One of the useful functions of tapply is to calculate the average value of a given set of factors.
For example, to calculate the average score of different type of students, if we divide the students into the following categories:
1) A student who always ask questions
2) A student who frequently asks questions
3) A student who rarely asks questions
4) A student who never ask questions
moody <- read.csv("https://raw.githubusercontent.com/kunal0895/RDatasets/master/Moody2018.csv")
ask_question_grade <- tapply(moody$SCORE,moody$ASKS_QUESTIONS,mean)
#tapply(numerical value, categorical value, the function to calculate the average numerical value of each category of data)
ask_question_grade
The other function of tapply is to find the range of each of the categorical value that you want to find out, in other words, find the max and min value.
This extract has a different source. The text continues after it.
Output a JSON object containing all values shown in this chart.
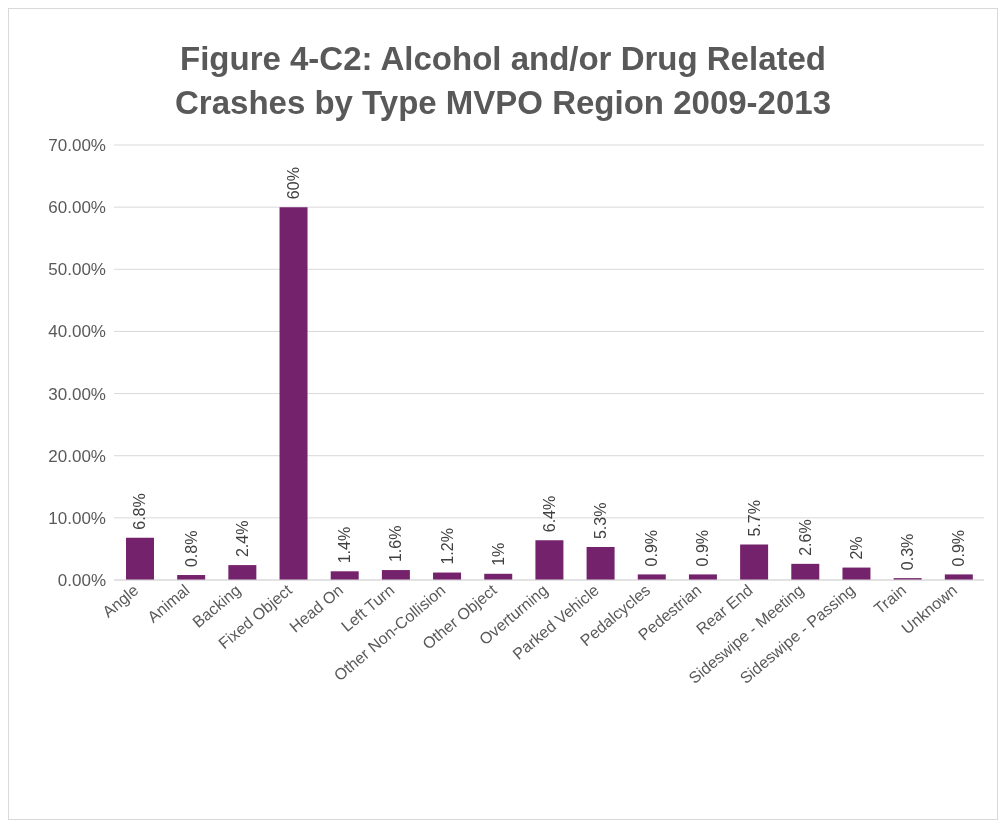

For example, we want to know the range of a particular numerical value (SCORE) for different types of students (for each type of a categorical value). The categorical values are divided into students who always ask questions, who frequently ask questions, who rarely ask questions and who never ask questions.
moody <- read.csv("https://raw.githubusercontent.com/kunal0895/RDatasets/master/Moody2018.csv")
ask_question_range <- tapply(moody$SCORE,moody$ON_SMARTPHONE,range)
#tapply(numerical value, categorical value, the function to calculate the range of numerical value of each categorical data)
ask_question_range
The result is the range of the scores for the students of each category type.